Seniority vs. Quality
• Senior scholar: “This paper says something that has never been seen.”
• Junior scholar can give much more detail on specifics of paper.
• Want both.
Incentives
• Publish a list of the referees once per year.
• (Definition: referee here is someone who is not on the editorial board.)
• Thank the referees by phone.
Incentives 2
• CDs of best papers go to reviewers who have done lots of reviews.
• Elsevier-published book.
• Give access to Science Direct for the most active reviewers (suggestion for Elsevier).
Incentives 3
• Desk rejection by editor-in-chief or a board member. Then the referees get only good papers.
• Good referees appreciate this.
Incentives 4
• Send paper cold to a referee and request response in X weeks. Very impolite.
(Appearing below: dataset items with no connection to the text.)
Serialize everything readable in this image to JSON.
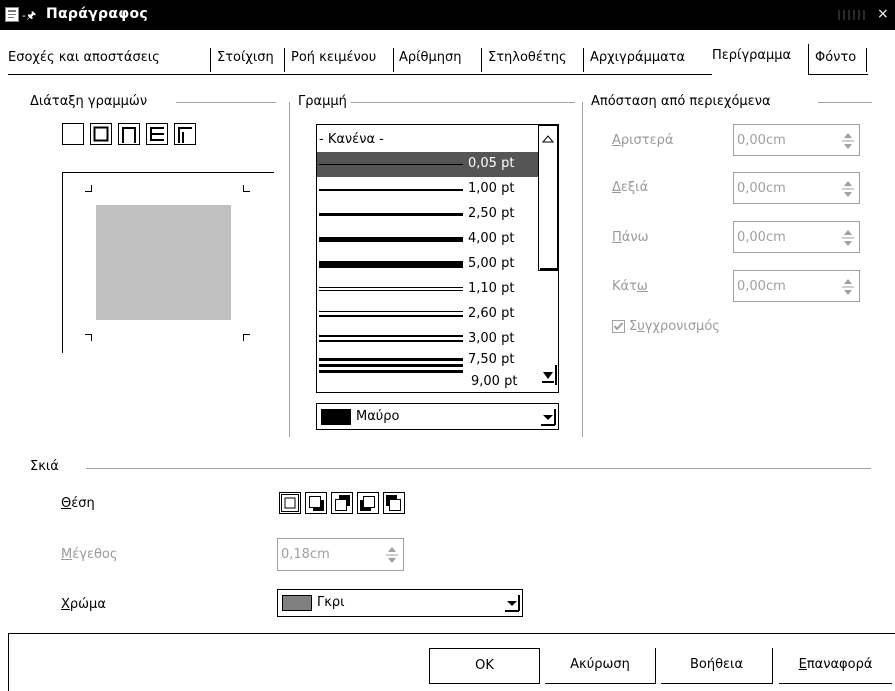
{
  "window": {
    "title": "Παράγραφος",
    "close_glyph": "×",
    "pin_glyph": "-🖈"
  },
  "tabs": [
    {
      "label": "Εσοχές και αποστάσεις"
    },
    {
      "label": "Στοίχιση"
    },
    {
      "label": "Ροή κειμένου"
    },
    {
      "label": "Αρίθμηση"
    },
    {
      "label": "Στηλοθέτης"
    },
    {
      "label": "Αρχιγράμματα"
    },
    {
      "label": "Περίγραμμα",
      "active": true
    },
    {
      "label": "Φόντο"
    }
  ],
  "line_arrangement": {
    "legend": "Διάταξη γραμμών"
  },
  "line": {
    "legend": "Γραμμή",
    "styles": [
      {
        "label": "- Κανένα -"
      },
      {
        "label": "0,05 pt",
        "selected": true
      },
      {
        "label": "1,00 pt"
      },
      {
        "label": "2,50 pt"
      },
      {
        "label": "4,00 pt"
      },
      {
        "label": "5,00 pt"
      },
      {
        "label": "1,10 pt"
      },
      {
        "label": "2,60 pt"
      },
      {
        "label": "3,00 pt"
      },
      {
        "label": "7,50 pt"
      },
      {
        "label": "9,00 pt"
      }
    ],
    "color": {
      "label": "Μαύρο",
      "swatch": "#000000"
    }
  },
  "spacing": {
    "legend": "Απόσταση από περιεχόμενα",
    "left": {
      "label_pre": "",
      "label_u": "Α",
      "label_post": "ριστερά",
      "value": "0,00cm"
    },
    "right": {
      "label_pre": "",
      "label_u": "Δ",
      "label_post": "εξιά",
      "value": "0,00cm"
    },
    "top": {
      "label_pre": "",
      "label_u": "Π",
      "label_post": "άνω",
      "value": "0,00cm"
    },
    "bottom": {
      "label_pre": "Κάτ",
      "label_u": "ω",
      "label_post": "",
      "value": "0,00cm"
    },
    "sync": {
      "label_pre": "Σ",
      "label_u": "υ",
      "label_post": "γχρονισμός",
      "checked": true
    }
  },
  "shadow": {
    "legend": "Σκιά",
    "position": {
      "label_u": "Θ",
      "label_post": "έση"
    },
    "size": {
      "label_u": "Μ",
      "label_post": "έγεθος",
      "value": "0,18cm"
    },
    "color": {
      "label_u": "Χ",
      "label_post": "ρώμα",
      "value": "Γκρι",
      "swatch": "#808080"
    }
  },
  "buttons": {
    "ok": "OK",
    "cancel": "Ακύρωση",
    "help": "Βοήθεια",
    "reset_u": "Ε",
    "reset_post": "παναφορά"
  }
}
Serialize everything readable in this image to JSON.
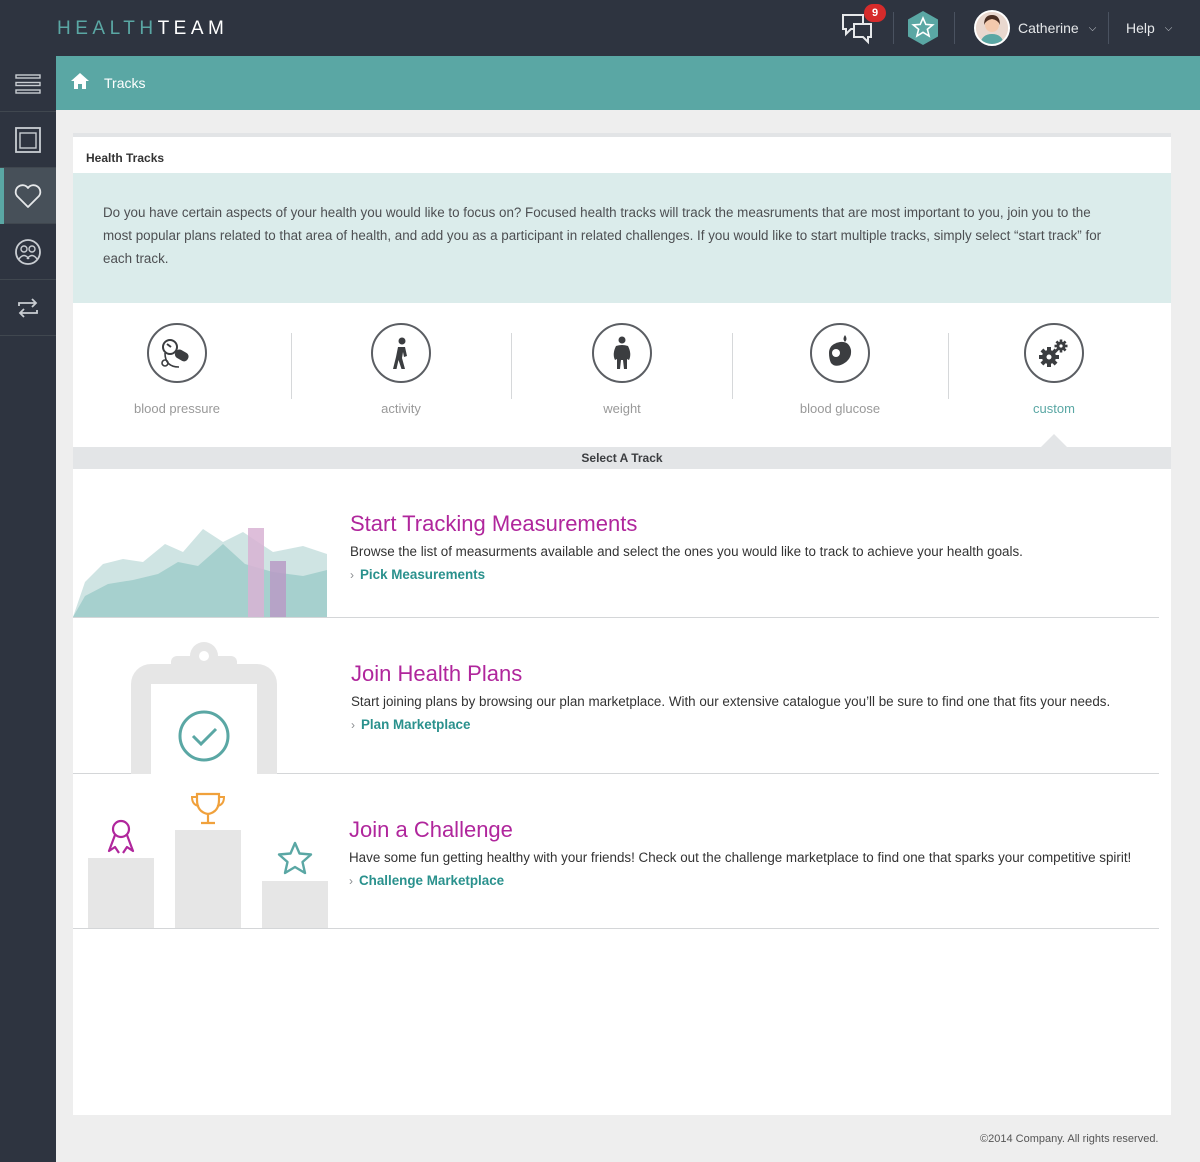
{
  "app": {
    "brand_light": "HEALTH",
    "brand_bold": "TEAM"
  },
  "header": {
    "notification_count": "9",
    "user_name": "Catherine",
    "help_label": "Help"
  },
  "breadcrumb": {
    "label": "Tracks"
  },
  "card": {
    "title": "Health Tracks",
    "intro": "Do you have certain aspects of your health you would like to focus on? Focused health tracks will track the measruments that are most important to you, join you to the most popular plans related to that area of health, and add you as a participant in related challenges. If you would like to start multiple tracks, simply select “start track” for each track."
  },
  "tracks": [
    {
      "label": "blood pressure",
      "icon": "blood-pressure-icon"
    },
    {
      "label": "activity",
      "icon": "walking-person-icon"
    },
    {
      "label": "weight",
      "icon": "body-weight-icon"
    },
    {
      "label": "blood glucose",
      "icon": "glucose-meter-icon"
    },
    {
      "label": "custom",
      "icon": "gears-icon",
      "selected": true
    }
  ],
  "select_track_label": "Select A Track",
  "sections": {
    "measurements": {
      "title": "Start Tracking Measurements",
      "desc": "Browse the list of measurments available and select the ones you would like to track to achieve your health goals.",
      "link": "Pick Measurements"
    },
    "plans": {
      "title": "Join Health Plans",
      "desc": "Start joining plans by browsing our plan marketplace. With our extensive catalogue you’ll be sure to find one that fits your needs.",
      "link": "Plan Marketplace"
    },
    "challenge": {
      "title": "Join a Challenge",
      "desc": "Have some fun getting healthy with your friends! Check out the challenge marketplace to find one that sparks your competitive spirit!",
      "link": "Challenge Marketplace"
    }
  },
  "footer": {
    "copyright": "©2014 Company. All rights reserved."
  },
  "colors": {
    "teal": "#5aa7a4",
    "magenta": "#b0269c",
    "dark": "#2e3440",
    "badge": "#d62b2b"
  }
}
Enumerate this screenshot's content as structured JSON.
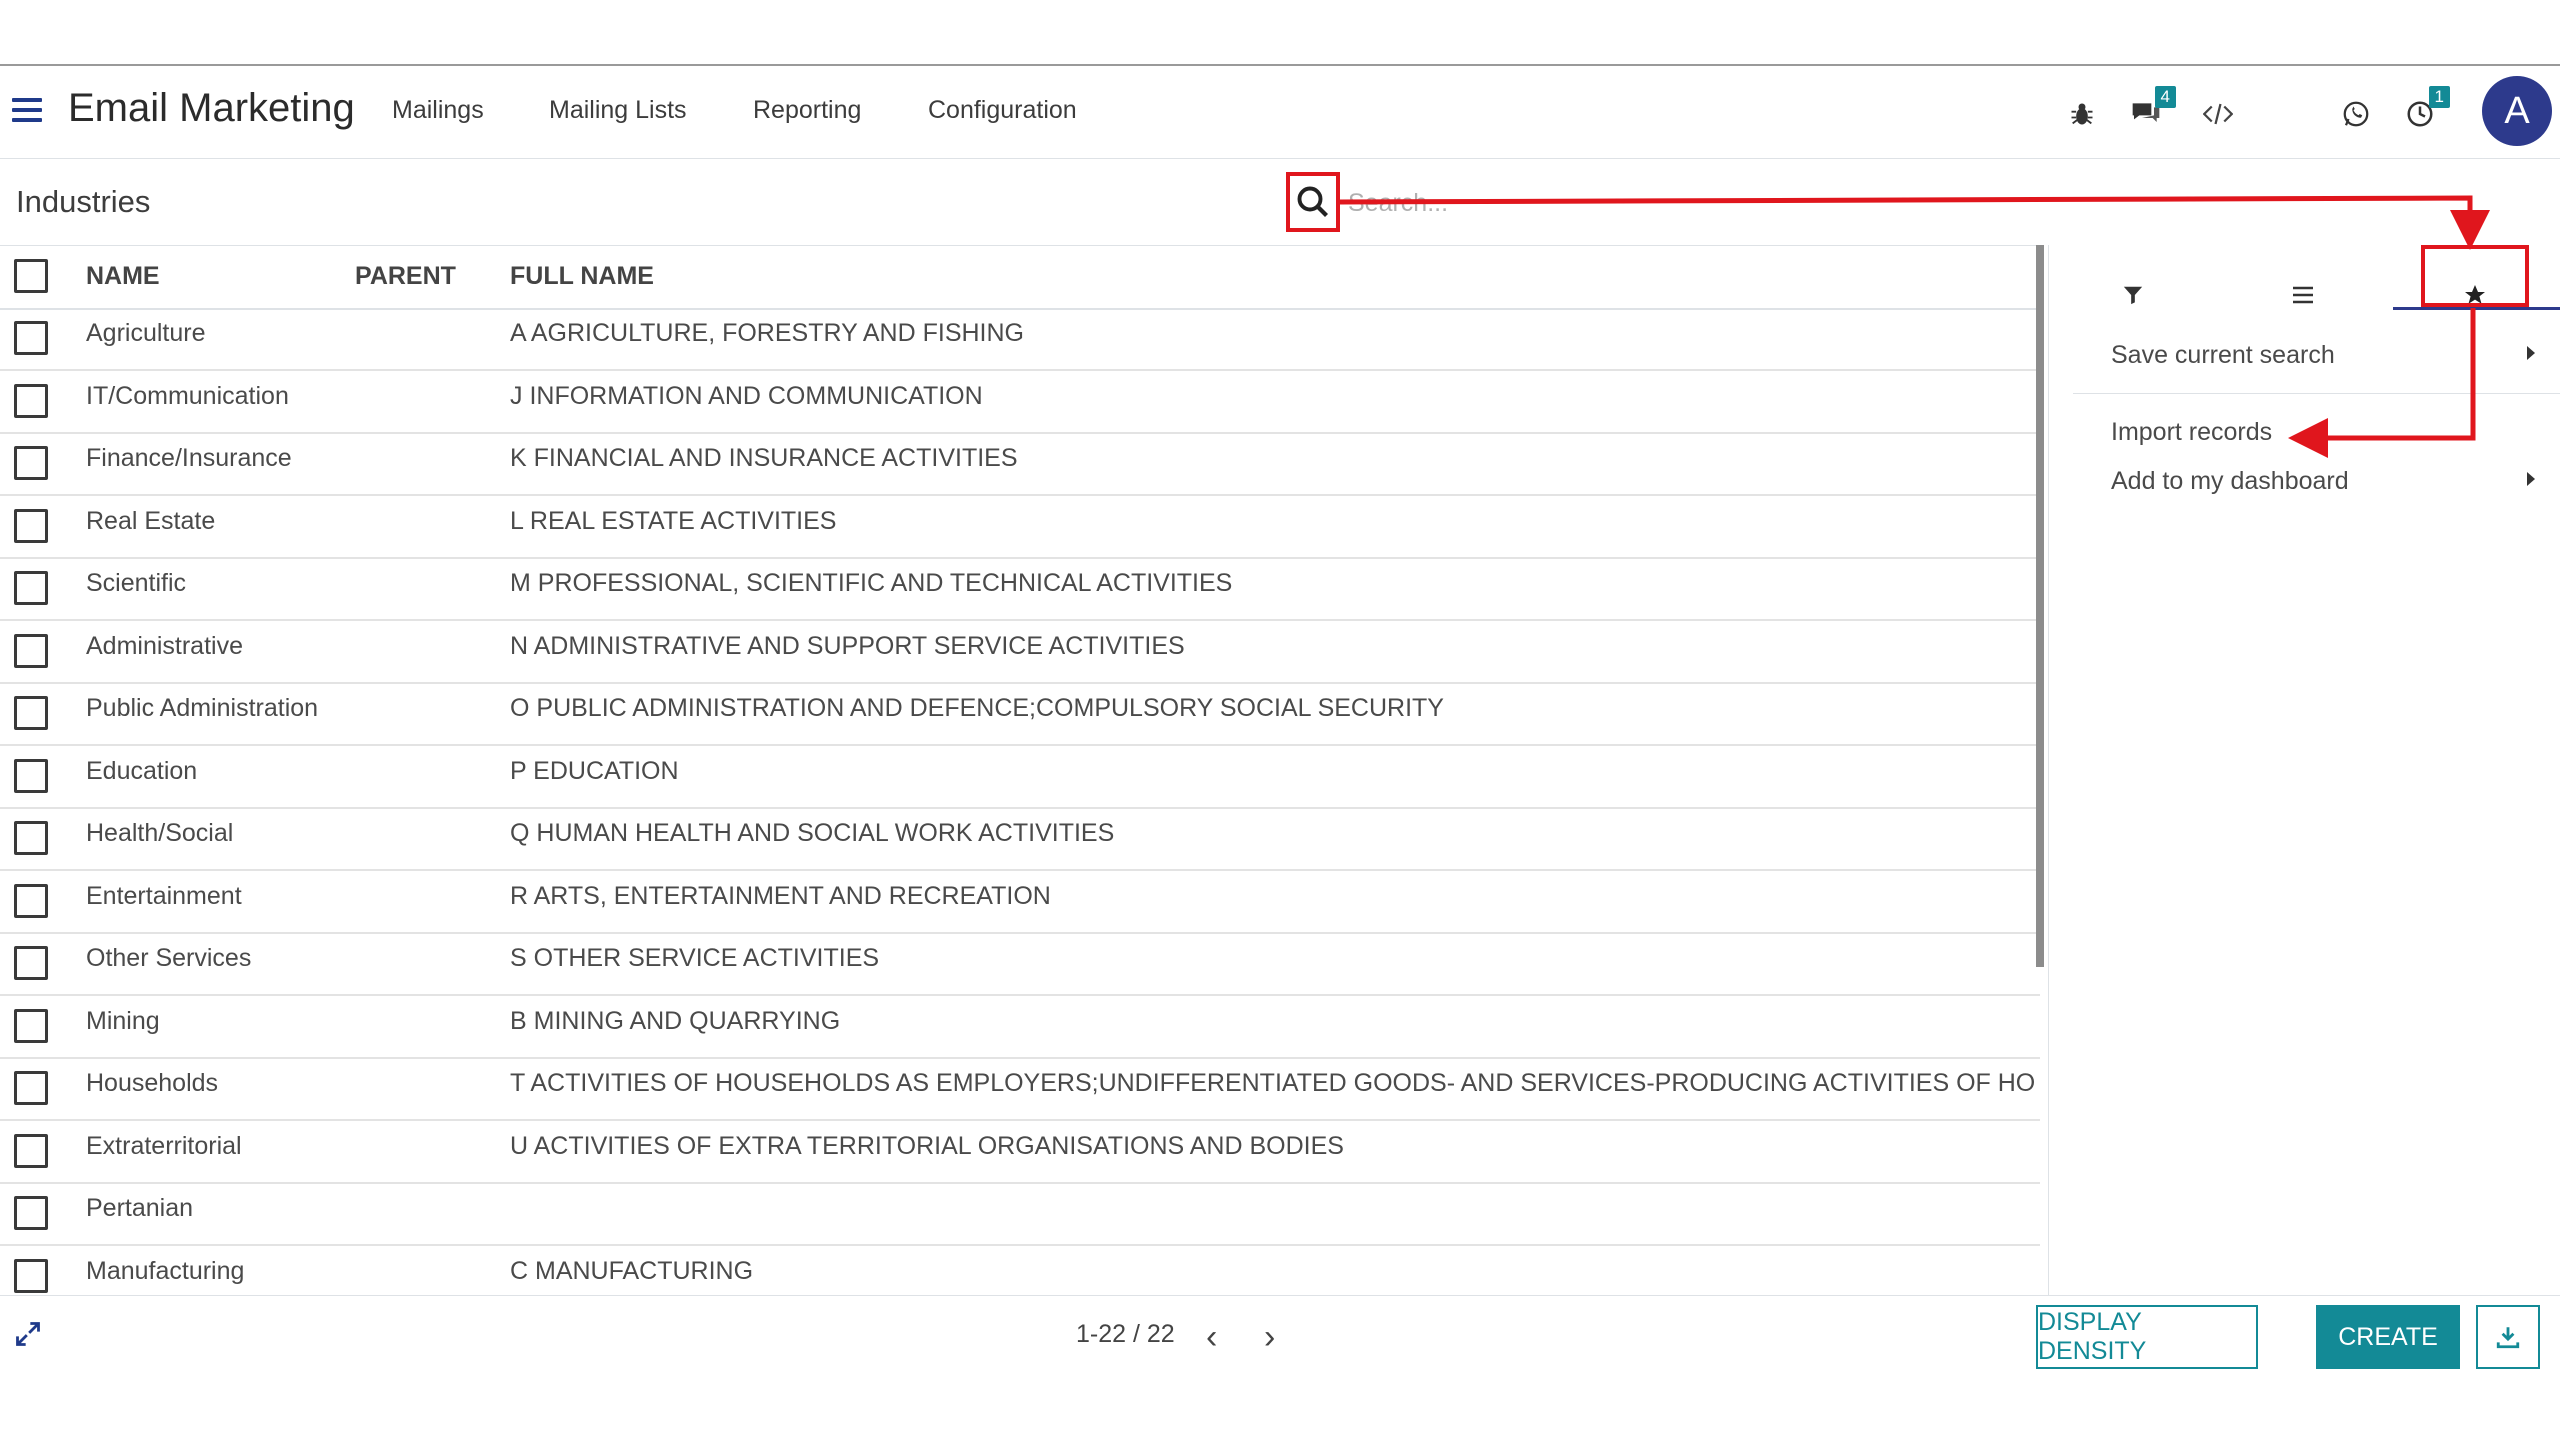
{
  "navbar": {
    "app_title": "Email Marketing",
    "menu_items": [
      "Mailings",
      "Mailing Lists",
      "Reporting",
      "Configuration"
    ],
    "icons": [
      "bug-icon",
      "chat-icon",
      "code-icon",
      "whatsapp-icon",
      "activity-icon"
    ],
    "chat_badge": "4",
    "activity_badge": "1",
    "avatar_letter": "A"
  },
  "control_panel": {
    "breadcrumb": "Industries",
    "search_placeholder": "Search..."
  },
  "table": {
    "columns": [
      "NAME",
      "PARENT",
      "FULL NAME"
    ],
    "rows": [
      {
        "name": "Agriculture",
        "parent": "",
        "full_name": "A AGRICULTURE, FORESTRY AND FISHING"
      },
      {
        "name": "IT/Communication",
        "parent": "",
        "full_name": "J INFORMATION AND COMMUNICATION"
      },
      {
        "name": "Finance/Insurance",
        "parent": "",
        "full_name": "K FINANCIAL AND INSURANCE ACTIVITIES"
      },
      {
        "name": "Real Estate",
        "parent": "",
        "full_name": "L REAL ESTATE ACTIVITIES"
      },
      {
        "name": "Scientific",
        "parent": "",
        "full_name": "M PROFESSIONAL, SCIENTIFIC AND TECHNICAL ACTIVITIES"
      },
      {
        "name": "Administrative",
        "parent": "",
        "full_name": "N ADMINISTRATIVE AND SUPPORT SERVICE ACTIVITIES"
      },
      {
        "name": "Public Administration",
        "parent": "",
        "full_name": "O PUBLIC ADMINISTRATION AND DEFENCE;COMPULSORY SOCIAL SECURITY"
      },
      {
        "name": "Education",
        "parent": "",
        "full_name": "P EDUCATION"
      },
      {
        "name": "Health/Social",
        "parent": "",
        "full_name": "Q HUMAN HEALTH AND SOCIAL WORK ACTIVITIES"
      },
      {
        "name": "Entertainment",
        "parent": "",
        "full_name": "R ARTS, ENTERTAINMENT AND RECREATION"
      },
      {
        "name": "Other Services",
        "parent": "",
        "full_name": "S OTHER SERVICE ACTIVITIES"
      },
      {
        "name": "Mining",
        "parent": "",
        "full_name": "B MINING AND QUARRYING"
      },
      {
        "name": "Households",
        "parent": "",
        "full_name": "T ACTIVITIES OF HOUSEHOLDS AS EMPLOYERS;UNDIFFERENTIATED GOODS- AND SERVICES-PRODUCING ACTIVITIES OF HOUSEHOLDS FOR OWN USE"
      },
      {
        "name": "Extraterritorial",
        "parent": "",
        "full_name": "U ACTIVITIES OF EXTRA TERRITORIAL ORGANISATIONS AND BODIES"
      },
      {
        "name": "Pertanian",
        "parent": "",
        "full_name": ""
      },
      {
        "name": "Manufacturing",
        "parent": "",
        "full_name": "C MANUFACTURING"
      }
    ]
  },
  "favorites_panel": {
    "tabs": [
      "filter-icon",
      "group-by-icon",
      "favorites-star-icon"
    ],
    "active_tab": "favorites",
    "items": [
      "Save current search",
      "Import records",
      "Add to my dashboard"
    ]
  },
  "footer": {
    "pager": "1-22 / 22",
    "display_density_label": "DISPLAY DENSITY",
    "create_label": "CREATE"
  },
  "colors": {
    "accent": "#138a96",
    "brand_dark": "#2d3a8c",
    "annotation_red": "#e0161d"
  }
}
• Better to send abstract + link. Only get link if you agree.
Incentives 5
• Invite the best referees to the editorial board.
• Year’s subscription.
Recruitment Database
• Any accepted author has his/her name associated with keywords of his article, so can be used as a referee in the future.
• Could Elsevier maintains such a database?
Editorial Board Structure/Use
• Editor-in-chiefs + undifferentiated editorial board. Editorial board member can either review themselves or pass it on to referees.
• Editor-in-chief(s) + Area Editors + Editorial Advisory board (known referees) + unknown referees.
Interaction with Editorial Board
• For the editors (area or board), one can be more direct but then if out of editor’s area, allow editor to pass it on.